Laura Fortman, principal deputy administrator of the wage and hour division at DOL, said it's important these states and the department show they are united to ensure workers are compensated correctly and employers are treated fairly.
"Misclassification deprives workers of rightfully-earned wages and undercuts law-abiding businesses," said Fortman. "These memoranda of understanding send a clear message that we are standing together with the State of New York to protect workers and responsible employers and ensure everyone has the opportunity to succeed."

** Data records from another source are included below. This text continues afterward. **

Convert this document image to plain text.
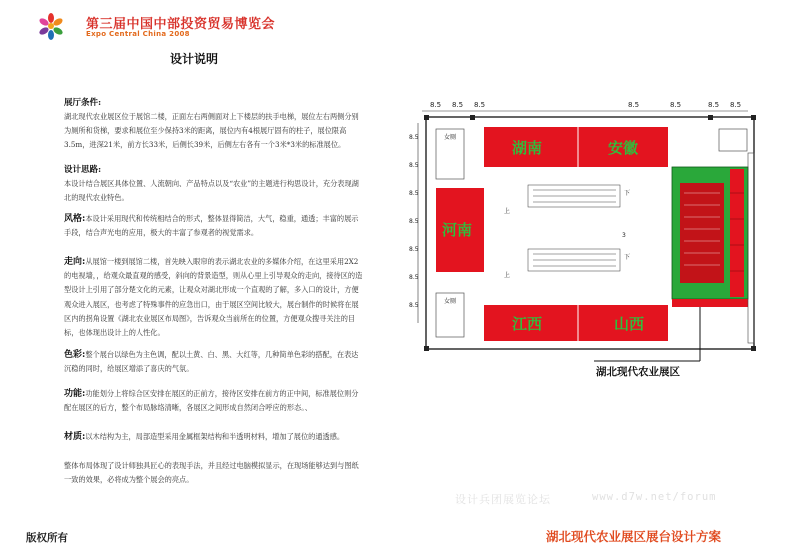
第三届中国中部投资贸易博览会
Expo Central China 2008
设计说明

展厅条件:

湖北现代农业展区位于展馆二楼，正面左右两侧面对上下楼层的扶手电梯，展位左右两侧分别为厕所和货梯，要求和展位至少保持3米的距离，展位内有4根展厅固有的柱子，展位限高3.5m，进深21米，前方长33米，后侧长39米，后侧左右各有一个3米*3米的标准展位。

设计思路:

本设计结合展区具体位置、人流朝向、产品特点以及“农业”的主题进行构思设计，充分表现湖北的现代农业特色。

风格:本设计采用现代和传统相结合的形式，整体显得简洁，大气，稳重，通透；丰富的展示手段，结合声光电的应用，极大的丰富了参观者的视觉需求。

走向:从展馆一楼到展馆二楼，首先映入眼帘的表示湖北农业的多媒体介绍，在这里采用2X2的电视墙，，给观众最直观的感受，斜向的背景造型，则从心里上引导观众的走向，接待区的造型设计上引用了部分楚文化的元素，让观众对湖北形成一个直观的了解，多入口的设计，方便观众进入展区，也考虑了特殊事件的应急出口，由于展区空间比较大，展台制作的时候将在展区内的拐角设置《湖北农业展区布局图》，告诉观众当前所在的位置，方便观众搜寻关注的目标，也体现出设计上的人性化。

色彩:整个展台以绿色为主色调，配以土黄、白、黑、大红等，几种简单色彩的搭配，在表达沉稳的同时，给展区增添了喜庆的气氛。

功能:功能划分上将综合区安排在展区的正前方，接待区安排在前方的正中间，标准展位则分配在展区的后方，整个布局脉络清晰，各展区之间形成自然闭合呼应的形态。、

材质:以木结构为主，局部造型采用金属框架结构和半透明材料，增加了展位的通透感。

整体布局体现了设计师独具匠心的表现手法，并且经过电脑模拟显示，在现场能够达到与图纸一致的效果，必将成为整个展会的亮点。

版权所有
8.5 8.5 8.5	8.5	8.5	8.5 8.5
8.5
8.5
8.5
8.5
8.5
8.5
8.5
女厕
女厕
湖南	安徽
河南
江西	山西
下
上
下
上
3
湖北现代农业展区
设计兵团展览论坛	www.d7w.net/forum
湖北现代农业展区展台设计方案
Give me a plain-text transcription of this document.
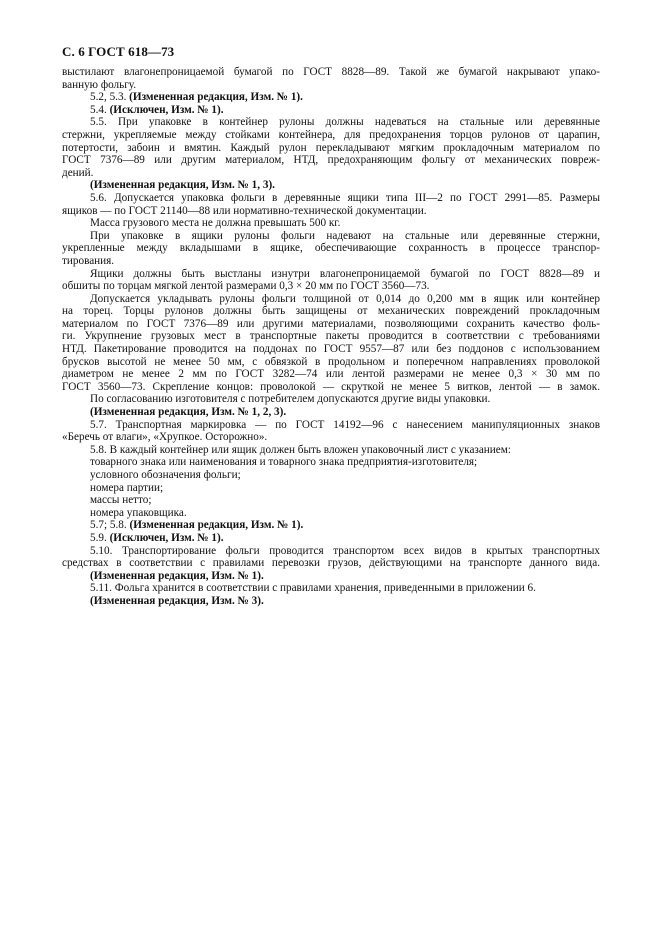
С. 6 ГОСТ 618—73
выстилают влагонепроницаемой бумагой по ГОСТ 8828—89. Такой же бумагой накрывают упако-
ванную фольгу.
5.2, 5.3. (Измененная редакция, Изм. № 1).
5.4. (Исключен, Изм. № 1).
5.5. При упаковке в контейнер рулоны должны надеваться на стальные или деревянные
стержни, укрепляемые между стойками контейнера, для предохранения торцов рулонов от царапин,
потертости, забоин и вмятин. Каждый рулон перекладывают мягким прокладочным материалом по
ГОСТ 7376—89 или другим материалом, НТД, предохраняющим фольгу от механических повреж-
дений.
(Измененная редакция, Изм. № 1, 3).
5.6. Допускается упаковка фольги в деревянные ящики типа III—2 по ГОСТ 2991—85. Размеры
ящиков — по ГОСТ 21140—88 или нормативно-технической документации.
Масса грузового места не должна превышать 500 кг.
При упаковке в ящики рулоны фольги надевают на стальные или деревянные стержни,
укрепленные между вкладышами в ящике, обеспечивающие сохранность в процессе транспор-
тирования.
Ящики должны быть выстланы изнутри влагонепроницаемой бумагой по ГОСТ 8828—89 и
обшиты по торцам мягкой лентой размерами 0,3 × 20 мм по ГОСТ 3560—73.
Допускается укладывать рулоны фольги толщиной от 0,014 до 0,200 мм в ящик или контейнер
на торец. Торцы рулонов должны быть защищены от механических повреждений прокладочным
материалом по ГОСТ 7376—89 или другими материалами, позволяющими сохранить качество фоль-
ги. Укрупнение грузовых мест в транспортные пакеты проводится в соответствии с требованиями
НТД. Пакетирование проводится на поддонах по ГОСТ 9557—87 или без поддонов с использованием
брусков высотой не менее 50 мм, с обвязкой в продольном и поперечном направлениях проволокой
диаметром не менее 2 мм по ГОСТ 3282—74 или лентой размерами не менее 0,3 × 30 мм по
ГОСТ 3560—73. Скрепление концов: проволокой — скруткой не менее 5 витков, лентой — в замок.
По согласованию изготовителя с потребителем допускаются другие виды упаковки.
(Измененная редакция, Изм. № 1, 2, 3).
5.7. Транспортная маркировка — по ГОСТ 14192—96 с нанесением манипуляционных знаков
«Беречь от влаги», «Хрупкое. Осторожно».
5.8. В каждый контейнер или ящик должен быть вложен упаковочный лист с указанием:
товарного знака или наименования и товарного знака предприятия-изготовителя;
условного обозначения фольги;
номера партии;
массы нетто;
номера упаковщика.
5.7; 5.8. (Измененная редакция, Изм. № 1).
5.9. (Исключен, Изм. № 1).
5.10. Транспортирование фольги проводится транспортом всех видов в крытых транспортных
средствах в соответствии с правилами перевозки грузов, действующими на транспорте данного вида.
(Измененная редакция, Изм. № 1).
5.11. Фольга хранится в соответствии с правилами хранения, приведенными в приложении 6.
(Измененная редакция, Изм. № 3).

Classifying employees as independent contractors or as another type of worker other than what they truly are results in them not receiving the compensation to which they are entitled. HR professionals need to ensure their companies aren't showcasing signs that they may not be following correct business practices. To do so, HR professionals need to be able to identify potential risks and establish solutions to prevent workers from being misclassified in payroll systems.
Be proactive
There are specific elements that differentiate employees from independent contractors, and HR professionals and their employers need to identify these factors. According to an article in Business and Legal Resources, some of the biggest differentiators are how long the worker was expected to work at the company, his or her schedule and how he or she is compensated. Another BLR article noted how the employer controls the worker is part of whether that worker is a full-time employee or an independent contractor.
Law firm Anderson O'Brien suggested HR professionals look at the entire employer-worker relationship to determine whether the worker needs to be classified as a full-time employee or an independent contractor. According to BLR, the type of relationship the worker has with the company is important, as determining the relationship can help answer many questions HR professionals may have regarding whether the worker is an employee or an independent contractor.
However, the law firm also noted there is a misconception about pay that could cause workers to be misclassified. According to the law firm, some employers think any workers who are paid less than $600 annually would be independent contractors.
Employers should partner with an established Payroll/HR Outsourcing firm to ensure they are using the best worker compensation tools. According to BLR, HR professionals should request a determination preapproval from the Internal Revenue Service. This can done by completing and filing Form SS-8, Determination of Worker Status for Purposes of Federal Employment Taxes and Income Tax Withholding. However, HR professionals should note this can only be done to find a solution to federal tax matters.